Equanimity practice recognises this reality without forsaking any of the love that you feel.

What happens when a meditation is designed to give your nervous system a genuine breather and your heart a bit of perspective? This session with mindfulness teacher Margaret Cullen focuses on equanimity – "the steady, balanced heart that can remain open in the midst of life’s constant change." Recorded as a guided practice, the episode gently leads you through posture, three deep diaphragmatic breaths, and then a softer, natural rhythm of breathing.

Margaret keeps things kind and down-to-earth, suggesting you bring "an attitude of patience, kindness, and even amusement to the wandering mind" rather than fighting it. You’ll be invited to notice the pauses between breaths, that "moment of perfect equipoise" that happens all by itself, and rest in this tiny, repeatable taste of balance. From there, the meditation opens into reflections on equanimity: the wish to stay open and caring without pretending you can control everything.

Phrases like "Things are just as they are. All things are impermanent.

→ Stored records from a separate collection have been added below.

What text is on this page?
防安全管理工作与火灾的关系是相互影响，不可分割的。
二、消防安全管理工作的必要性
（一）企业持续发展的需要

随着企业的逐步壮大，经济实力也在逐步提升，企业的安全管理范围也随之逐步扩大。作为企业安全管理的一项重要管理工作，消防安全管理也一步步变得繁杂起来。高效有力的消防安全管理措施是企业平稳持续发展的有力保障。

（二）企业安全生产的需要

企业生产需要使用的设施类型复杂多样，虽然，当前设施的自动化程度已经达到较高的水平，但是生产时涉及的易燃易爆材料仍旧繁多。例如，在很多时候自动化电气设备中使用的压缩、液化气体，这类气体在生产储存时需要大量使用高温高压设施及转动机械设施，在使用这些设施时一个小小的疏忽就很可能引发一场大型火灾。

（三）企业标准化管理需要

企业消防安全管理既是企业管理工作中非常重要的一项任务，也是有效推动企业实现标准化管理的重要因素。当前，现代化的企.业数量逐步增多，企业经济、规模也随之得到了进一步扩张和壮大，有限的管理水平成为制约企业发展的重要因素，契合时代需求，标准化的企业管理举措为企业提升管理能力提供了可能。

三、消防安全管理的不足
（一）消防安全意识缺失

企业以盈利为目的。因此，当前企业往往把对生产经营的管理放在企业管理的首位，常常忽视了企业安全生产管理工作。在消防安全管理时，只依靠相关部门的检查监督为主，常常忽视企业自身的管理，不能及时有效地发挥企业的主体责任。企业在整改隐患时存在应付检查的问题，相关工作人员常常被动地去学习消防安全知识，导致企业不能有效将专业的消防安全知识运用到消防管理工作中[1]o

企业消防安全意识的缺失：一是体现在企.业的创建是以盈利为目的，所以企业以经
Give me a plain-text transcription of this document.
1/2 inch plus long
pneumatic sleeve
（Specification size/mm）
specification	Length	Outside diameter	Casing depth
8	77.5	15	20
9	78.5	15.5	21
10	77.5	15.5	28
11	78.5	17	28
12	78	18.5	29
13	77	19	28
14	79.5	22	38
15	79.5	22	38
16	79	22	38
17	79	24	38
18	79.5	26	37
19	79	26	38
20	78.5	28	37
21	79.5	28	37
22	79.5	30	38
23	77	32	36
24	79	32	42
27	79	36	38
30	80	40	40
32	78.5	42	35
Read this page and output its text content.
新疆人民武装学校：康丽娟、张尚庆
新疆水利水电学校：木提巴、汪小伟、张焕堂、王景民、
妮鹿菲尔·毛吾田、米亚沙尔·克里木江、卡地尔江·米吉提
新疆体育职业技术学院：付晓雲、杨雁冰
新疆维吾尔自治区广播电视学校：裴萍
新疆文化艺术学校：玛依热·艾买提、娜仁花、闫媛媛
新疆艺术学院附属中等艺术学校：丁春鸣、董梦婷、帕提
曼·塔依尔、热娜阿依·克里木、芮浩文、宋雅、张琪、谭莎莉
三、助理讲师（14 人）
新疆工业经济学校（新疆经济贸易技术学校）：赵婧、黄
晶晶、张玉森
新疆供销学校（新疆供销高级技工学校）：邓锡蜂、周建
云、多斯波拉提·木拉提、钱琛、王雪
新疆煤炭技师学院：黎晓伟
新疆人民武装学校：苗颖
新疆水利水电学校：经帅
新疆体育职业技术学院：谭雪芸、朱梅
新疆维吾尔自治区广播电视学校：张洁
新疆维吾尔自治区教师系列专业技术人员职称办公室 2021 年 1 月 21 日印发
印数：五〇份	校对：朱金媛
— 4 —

Feelings arise and pass away" are used as anchors to help you relate differently to whatever is going on in your life right now. A key part of the practice looks at relationships. Margaret reminds you that "we’re responsible for our own happiness and well-being" and that this is also true for those you love.

You’re guided to hold someone dear in mind and repeat phrases such as "I will care for you, but I can’t keep you from suffering" and "May you be happy and have access to the deepest causes of your own happiness." The session closes by widening the circle to all beings: "May all beings flourish.

May all beings live in balance and in peace." It’s a calm, structured practice for anyone drawn to Buddhist-inspired meditation, looking to rest the mind and soften the grip of worry. Could this be the pause your day has been missing?